What does it mean to solve an expression in terms of a variable? If i have this:
$a + p = 3$, what means express in terms of $a$? , I know that this is elementary, and although I know how to do more difficult things, I have overlooked it.
 A: $a + p = 3 \iff a= 3 - p \iff p=3-a$.
To express something "in terms of" variables, is to have an expression with variables in which the variables, although unknown, are considered constants.
"$a+p$" is an expression "in terms of $a$ and $p$".  If we knew what $a$ and $p$ were that expression would simply be a single value
"$3-p$" is an expression "in terms of $p$".  And "$3-a$" is an expression "in terms of $a$" for the same reasons.
To solve something is to state:  "I know what IT is:  IT = $blahblahblah$"
$a + p = 3$ is a "solution" for $a + p$.  We know exactly what $a + p$ is (unfortunately we don't know what either $a$ are $p$ individually are.)

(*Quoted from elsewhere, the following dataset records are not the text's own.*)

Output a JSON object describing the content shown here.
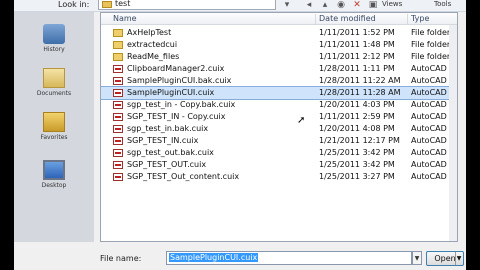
{
  "toolbar": {
    "look_in_label": "Look in:",
    "look_in_value": "test",
    "views_label": "Views",
    "tools_label": "Tools"
  },
  "places": [
    "History",
    "Documents",
    "Favorites",
    "Desktop"
  ],
  "list": {
    "columns": {
      "name": "Name",
      "date": "Date modified",
      "type": "Type"
    },
    "rows": [
      {
        "name": "AxHelpTest",
        "date": "1/11/2011 1:52 PM",
        "type": "File folder",
        "kind": "folder",
        "selected": false
      },
      {
        "name": "extractedcui",
        "date": "1/11/2011 1:48 PM",
        "type": "File folder",
        "kind": "folder",
        "selected": false
      },
      {
        "name": "ReadMe_files",
        "date": "1/11/2011 2:12 PM",
        "type": "File folder",
        "kind": "folder",
        "selected": false
      },
      {
        "name": "ClipboardManager2.cuix",
        "date": "1/28/2011 1:11 PM",
        "type": "AutoCAD Cus",
        "kind": "file",
        "selected": false
      },
      {
        "name": "SamplePluginCUI.bak.cuix",
        "date": "1/28/2011 11:22 AM",
        "type": "AutoCAD Cus",
        "kind": "file",
        "selected": false
      },
      {
        "name": "SamplePluginCUI.cuix",
        "date": "1/28/2011 11:28 AM",
        "type": "AutoCAD Cus",
        "kind": "file",
        "selected": true
      },
      {
        "name": "sgp_test_in - Copy.bak.cuix",
        "date": "1/20/2011 4:03 PM",
        "type": "AutoCAD Cus",
        "kind": "file",
        "selected": false
      },
      {
        "name": "SGP_TEST_IN - Copy.cuix",
        "date": "1/11/2011 2:59 PM",
        "type": "AutoCAD Cus",
        "kind": "file",
        "selected": false
      },
      {
        "name": "sgp_test_in.bak.cuix",
        "date": "1/20/2011 4:08 PM",
        "type": "AutoCAD Cus",
        "kind": "file",
        "selected": false
      },
      {
        "name": "SGP_TEST_IN.cuix",
        "date": "1/21/2011 12:17 PM",
        "type": "AutoCAD Cus",
        "kind": "file",
        "selected": false
      },
      {
        "name": "sgp_test_out.bak.cuix",
        "date": "1/25/2011 3:42 PM",
        "type": "AutoCAD Cus",
        "kind": "file",
        "selected": false
      },
      {
        "name": "SGP_TEST_OUT.cuix",
        "date": "1/25/2011 3:42 PM",
        "type": "AutoCAD Cus",
        "kind": "file",
        "selected": false
      },
      {
        "name": "SGP_TEST_Out_content.cuix",
        "date": "1/25/2011 3:27 PM",
        "type": "AutoCAD Cus",
        "kind": "file",
        "selected": false
      }
    ]
  },
  "bottom": {
    "file_name_label": "File name:",
    "file_name_value": "SamplePluginCUI.cuix",
    "open_label": "Open"
  }
}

$p = 3-a$ is a "solution" for $p$.  We know that $p$ is definitely $3-a$.  Now, you might point out that we don't actually know what $p$ is precisely because we don't actually know what $a$ is.  And that's true.
This is a solution "in terms of $a$".  We don't know what $p$ objectively is, but we do know what it is "in terms of $a$".  Whatever $a$ is.... $p$ is going to be $3$ minus that.
Likewise $a = 3-p$ is a solution for $a$ in terms of $p$.